Sean McManus, chairman of CBS Sports, echoed his cohort's sentiments. "For an advertiser, there's no downside whatsoever; there's an upside -- even if it's incremental," he said. "Even if it's 10 percent more for each one of the Teamcasts, that's incremental value for the advertisers. I don't think anyone loses here." The only potential negative impact, McManus posited, is the possibility that the casual viewer stumbling across a TNT or truTV broadcast could mistake the Teamcasts for the primary games (which will be on TBS).

"The concept was borne out of the popularity and the incredible passion people have with their college basketball teams and schools and we wanted to provide some kind of alternate viewing -- trying to give people a different perspective, if you will," Levy said. "And constantly trying to push ourselves internally. What can we do differently for the fans and what's happening differently in the media landscape?"

He added: "As you know, with the Internet and social networking, there's a huge amount of information and conversations happening and we wanted to be a part of it in a unique way." While there will be additional cost involved with televising three versions of the same game (i.e. more production trucks, producers and directors), Levy believes it will pay off. "We believe if we're going to push ourselves and be innovative in this business, sometimes it comes with expense," he said, already aware that there may be "positive and negative reaction."

TBS also adds an extra hour of Final Four in-studio coverage with Road to the Final Four broadcasting Saturday, April 5 at 3 p.m.
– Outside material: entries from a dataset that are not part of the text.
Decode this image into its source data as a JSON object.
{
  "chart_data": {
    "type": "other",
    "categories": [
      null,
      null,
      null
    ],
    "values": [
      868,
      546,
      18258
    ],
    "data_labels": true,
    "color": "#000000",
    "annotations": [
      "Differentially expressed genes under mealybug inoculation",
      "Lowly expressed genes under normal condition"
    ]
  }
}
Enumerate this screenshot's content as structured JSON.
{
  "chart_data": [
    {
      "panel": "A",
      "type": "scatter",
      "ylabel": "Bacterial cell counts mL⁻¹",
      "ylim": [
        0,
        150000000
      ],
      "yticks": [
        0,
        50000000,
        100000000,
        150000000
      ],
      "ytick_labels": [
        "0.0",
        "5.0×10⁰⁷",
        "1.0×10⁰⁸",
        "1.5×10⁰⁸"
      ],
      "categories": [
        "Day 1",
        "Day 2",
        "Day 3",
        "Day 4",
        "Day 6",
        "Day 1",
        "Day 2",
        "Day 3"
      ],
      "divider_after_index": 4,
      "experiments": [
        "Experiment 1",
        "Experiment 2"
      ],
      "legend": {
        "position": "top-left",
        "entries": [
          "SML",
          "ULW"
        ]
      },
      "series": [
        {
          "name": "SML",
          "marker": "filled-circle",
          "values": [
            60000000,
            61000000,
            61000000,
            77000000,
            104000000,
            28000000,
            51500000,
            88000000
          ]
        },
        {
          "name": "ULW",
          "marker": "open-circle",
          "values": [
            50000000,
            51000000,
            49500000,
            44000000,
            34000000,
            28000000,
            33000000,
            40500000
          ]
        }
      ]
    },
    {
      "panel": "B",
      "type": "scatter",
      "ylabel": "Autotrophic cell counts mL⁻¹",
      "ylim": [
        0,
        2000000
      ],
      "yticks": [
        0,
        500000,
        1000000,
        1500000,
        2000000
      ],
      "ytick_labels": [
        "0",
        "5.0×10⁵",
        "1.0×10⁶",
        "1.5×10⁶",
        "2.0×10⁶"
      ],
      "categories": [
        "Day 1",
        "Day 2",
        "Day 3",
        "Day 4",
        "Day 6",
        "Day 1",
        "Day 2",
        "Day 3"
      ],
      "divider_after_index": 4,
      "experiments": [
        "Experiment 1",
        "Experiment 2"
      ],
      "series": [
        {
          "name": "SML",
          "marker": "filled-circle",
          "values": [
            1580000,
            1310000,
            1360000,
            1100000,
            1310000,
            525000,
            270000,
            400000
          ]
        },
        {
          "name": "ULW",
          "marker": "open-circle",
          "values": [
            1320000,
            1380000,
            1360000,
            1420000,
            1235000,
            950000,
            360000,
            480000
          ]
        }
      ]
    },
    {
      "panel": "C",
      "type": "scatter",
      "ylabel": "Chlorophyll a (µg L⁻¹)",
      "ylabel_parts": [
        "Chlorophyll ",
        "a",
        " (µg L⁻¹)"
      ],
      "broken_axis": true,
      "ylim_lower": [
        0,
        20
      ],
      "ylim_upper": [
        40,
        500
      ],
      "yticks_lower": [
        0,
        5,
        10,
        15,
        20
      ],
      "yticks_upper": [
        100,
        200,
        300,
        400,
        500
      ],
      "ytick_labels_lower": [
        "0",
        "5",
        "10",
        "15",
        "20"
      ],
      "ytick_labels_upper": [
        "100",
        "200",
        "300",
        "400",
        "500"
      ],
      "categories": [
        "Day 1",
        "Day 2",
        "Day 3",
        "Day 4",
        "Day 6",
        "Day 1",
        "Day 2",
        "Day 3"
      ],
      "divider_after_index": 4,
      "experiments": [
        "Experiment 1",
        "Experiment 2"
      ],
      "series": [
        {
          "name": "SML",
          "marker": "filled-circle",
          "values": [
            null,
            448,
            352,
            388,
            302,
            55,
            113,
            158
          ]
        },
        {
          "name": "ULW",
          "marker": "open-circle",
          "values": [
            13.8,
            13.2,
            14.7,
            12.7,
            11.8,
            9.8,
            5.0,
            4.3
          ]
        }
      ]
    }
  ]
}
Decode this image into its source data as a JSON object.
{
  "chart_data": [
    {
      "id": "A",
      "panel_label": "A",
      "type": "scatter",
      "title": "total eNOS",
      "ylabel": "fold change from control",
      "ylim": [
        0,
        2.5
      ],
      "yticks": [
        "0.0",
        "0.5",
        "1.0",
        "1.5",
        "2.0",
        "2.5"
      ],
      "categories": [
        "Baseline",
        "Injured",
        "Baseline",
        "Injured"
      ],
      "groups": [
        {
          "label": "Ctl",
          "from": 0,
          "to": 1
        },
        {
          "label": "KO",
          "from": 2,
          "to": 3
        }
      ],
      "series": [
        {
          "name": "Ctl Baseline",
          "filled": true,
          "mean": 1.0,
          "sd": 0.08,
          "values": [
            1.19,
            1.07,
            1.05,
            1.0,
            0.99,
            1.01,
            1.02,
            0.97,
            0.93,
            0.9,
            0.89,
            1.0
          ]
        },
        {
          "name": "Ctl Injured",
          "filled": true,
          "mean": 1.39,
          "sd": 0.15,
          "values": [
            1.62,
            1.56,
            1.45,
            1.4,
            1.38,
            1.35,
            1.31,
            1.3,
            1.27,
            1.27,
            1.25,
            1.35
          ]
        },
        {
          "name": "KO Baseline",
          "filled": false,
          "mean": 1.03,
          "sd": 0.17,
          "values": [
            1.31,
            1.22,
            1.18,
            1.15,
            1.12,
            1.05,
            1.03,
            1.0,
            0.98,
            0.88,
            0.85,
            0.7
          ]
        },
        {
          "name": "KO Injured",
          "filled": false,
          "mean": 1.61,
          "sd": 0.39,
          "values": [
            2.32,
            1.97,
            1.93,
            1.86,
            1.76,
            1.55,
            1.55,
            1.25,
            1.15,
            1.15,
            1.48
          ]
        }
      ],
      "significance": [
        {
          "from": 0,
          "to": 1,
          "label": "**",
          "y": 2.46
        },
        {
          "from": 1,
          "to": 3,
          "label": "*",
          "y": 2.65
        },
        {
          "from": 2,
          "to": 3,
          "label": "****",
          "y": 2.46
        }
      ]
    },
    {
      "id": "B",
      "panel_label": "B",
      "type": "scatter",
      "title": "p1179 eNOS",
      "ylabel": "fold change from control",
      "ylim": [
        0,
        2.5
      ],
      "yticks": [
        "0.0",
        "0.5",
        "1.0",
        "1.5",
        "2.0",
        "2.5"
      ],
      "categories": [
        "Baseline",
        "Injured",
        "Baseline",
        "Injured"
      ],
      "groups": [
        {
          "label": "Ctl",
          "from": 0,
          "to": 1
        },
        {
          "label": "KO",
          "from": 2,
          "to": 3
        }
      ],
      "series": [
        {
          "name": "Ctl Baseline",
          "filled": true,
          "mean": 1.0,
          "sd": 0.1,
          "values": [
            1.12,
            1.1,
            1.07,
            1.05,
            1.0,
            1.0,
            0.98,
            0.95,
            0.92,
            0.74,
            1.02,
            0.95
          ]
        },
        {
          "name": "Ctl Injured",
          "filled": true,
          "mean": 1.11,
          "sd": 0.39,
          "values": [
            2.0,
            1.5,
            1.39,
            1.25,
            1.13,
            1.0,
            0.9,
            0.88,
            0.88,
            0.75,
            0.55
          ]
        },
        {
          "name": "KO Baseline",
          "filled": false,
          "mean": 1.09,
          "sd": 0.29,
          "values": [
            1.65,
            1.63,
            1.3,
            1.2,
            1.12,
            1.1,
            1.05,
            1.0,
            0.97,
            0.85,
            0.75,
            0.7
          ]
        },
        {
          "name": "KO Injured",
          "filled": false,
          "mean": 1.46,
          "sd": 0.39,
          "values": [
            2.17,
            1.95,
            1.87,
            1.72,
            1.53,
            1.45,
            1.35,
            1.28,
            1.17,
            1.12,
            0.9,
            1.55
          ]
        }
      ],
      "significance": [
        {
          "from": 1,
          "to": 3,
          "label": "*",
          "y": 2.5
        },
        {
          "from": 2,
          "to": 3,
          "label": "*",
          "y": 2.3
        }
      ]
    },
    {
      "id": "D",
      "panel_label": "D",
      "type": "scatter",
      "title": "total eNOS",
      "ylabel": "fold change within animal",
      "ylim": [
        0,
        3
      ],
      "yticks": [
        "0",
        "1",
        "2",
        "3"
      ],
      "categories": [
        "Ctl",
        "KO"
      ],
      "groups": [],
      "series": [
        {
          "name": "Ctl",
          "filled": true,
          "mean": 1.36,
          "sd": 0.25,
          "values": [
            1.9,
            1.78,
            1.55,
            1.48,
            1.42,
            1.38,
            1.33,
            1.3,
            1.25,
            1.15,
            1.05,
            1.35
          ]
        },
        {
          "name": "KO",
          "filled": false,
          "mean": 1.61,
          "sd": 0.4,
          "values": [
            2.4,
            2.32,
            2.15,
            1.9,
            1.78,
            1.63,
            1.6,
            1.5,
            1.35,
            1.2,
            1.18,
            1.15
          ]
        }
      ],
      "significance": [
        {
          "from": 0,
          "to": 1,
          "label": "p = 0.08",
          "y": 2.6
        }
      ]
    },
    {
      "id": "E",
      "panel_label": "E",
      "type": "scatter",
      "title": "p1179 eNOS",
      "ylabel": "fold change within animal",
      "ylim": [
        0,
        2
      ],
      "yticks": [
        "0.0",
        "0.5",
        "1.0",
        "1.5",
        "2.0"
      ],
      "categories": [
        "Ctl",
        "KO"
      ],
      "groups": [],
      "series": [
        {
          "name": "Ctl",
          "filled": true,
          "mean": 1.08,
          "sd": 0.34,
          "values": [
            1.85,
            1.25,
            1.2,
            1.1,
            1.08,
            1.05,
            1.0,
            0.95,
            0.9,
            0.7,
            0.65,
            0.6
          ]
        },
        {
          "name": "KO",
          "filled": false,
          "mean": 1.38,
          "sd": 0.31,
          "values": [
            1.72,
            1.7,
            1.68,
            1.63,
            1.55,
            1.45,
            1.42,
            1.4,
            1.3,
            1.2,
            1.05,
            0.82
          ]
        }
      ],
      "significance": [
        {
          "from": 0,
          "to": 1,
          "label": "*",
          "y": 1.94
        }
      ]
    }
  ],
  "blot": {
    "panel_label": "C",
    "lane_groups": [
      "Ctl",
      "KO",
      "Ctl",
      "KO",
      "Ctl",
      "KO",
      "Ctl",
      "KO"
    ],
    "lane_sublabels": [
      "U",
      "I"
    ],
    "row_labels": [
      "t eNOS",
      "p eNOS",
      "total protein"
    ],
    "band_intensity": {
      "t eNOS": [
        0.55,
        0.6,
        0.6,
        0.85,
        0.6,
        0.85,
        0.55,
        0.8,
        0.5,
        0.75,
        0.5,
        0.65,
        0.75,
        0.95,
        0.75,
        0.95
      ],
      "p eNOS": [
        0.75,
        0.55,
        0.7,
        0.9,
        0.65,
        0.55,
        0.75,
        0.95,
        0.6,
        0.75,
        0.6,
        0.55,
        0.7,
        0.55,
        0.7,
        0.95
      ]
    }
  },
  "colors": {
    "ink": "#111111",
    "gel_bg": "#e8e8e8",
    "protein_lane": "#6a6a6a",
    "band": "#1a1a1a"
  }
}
ET before a two-hour Final Four Show from 4-6 p.m. ET.

Elite Eight games will air on both CBS and TBS, with the former starting Sunday, March 30 at 2 p.m. ET and the latter airing Saturday, March 29 at 6 p.m. ET.

There will also be changes in front of and behind the camera. CBS' Clark Kellogg heads back to the studio "where he excels," McManus said, with Greg Anthony calling the primary games with Jim Nantz and Steve Kerr -- in addition to a new lead production team.